Spotify and loudness normalization - how can normalizaed track have higher DR than non-normalized

danadam · Feb 23, 2021

Wombat said:
So Spotify provide Specs. of their normalisation process?

Can you provide a reference?

I edited the post to clarify: And to the extent that I'm able to. I don't have access to the masters they are using so all I can compare is Spotify's client output with normalizaton on and off.

The link I already posted is the only thing I have. On that page they also say that they use ReplayGain to calculate loudness.

Sukie · Feb 23, 2021

Music1969 said:
Yep sorry, I forgot this was a (my) Spotify thread for a moment LOL.

Ha - funny.

Interestingly enough, Spotify claim that they can't use Album normalisation on playlists. Surely that's a software issue for them as clearly Tidal can do this, as can Roon.

Wombat · Feb 23, 2021

danadam said:
I edited the post to clarify: And to the extent that I'm able to. I don't have access to the masters they are using so all I can compare is Spotify's client output with normalizaton on and off.

The link I already posted is the only thing I have. On that page they also say that they use ReplayGain to calculate loudness.

Is their normalisation just a plain and simple level adjustment or does it have compensatory psychoacoustic/other treatment?

Just a curious question, nothing more. I would like to know more about the audio processing that Streamers employ.
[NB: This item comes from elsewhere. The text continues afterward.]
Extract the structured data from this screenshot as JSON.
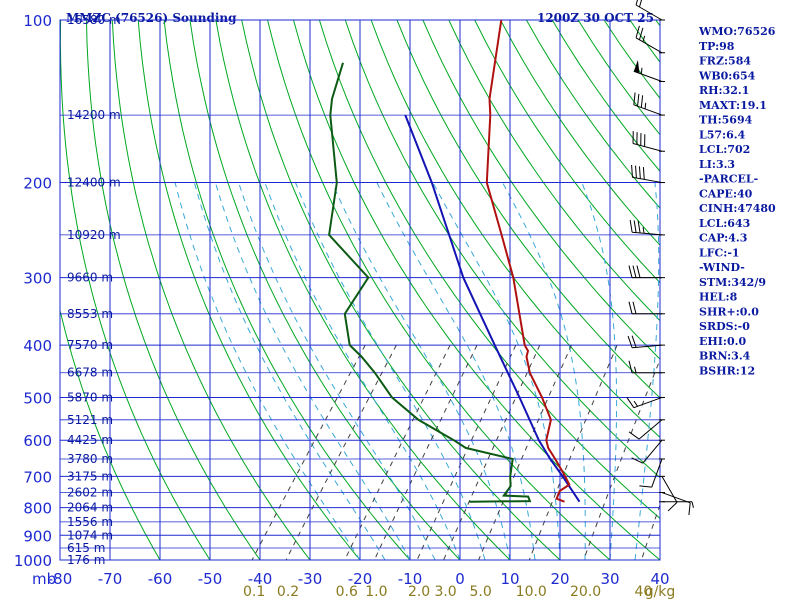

The commercial temptation is to one-up the competition.

danadam · Feb 23, 2021

Wombat said:
Is their normalisation just a plain and simple level adjustment or does it have compensatory psychoacoustic/other treatment?

Just a curious question, nothing more.

I thought I already answered this question, but ok, let's try again

First, I assume that we don't count the limiter engaging at -1 dBFS as "compensatory psychoacoustic/other treatment".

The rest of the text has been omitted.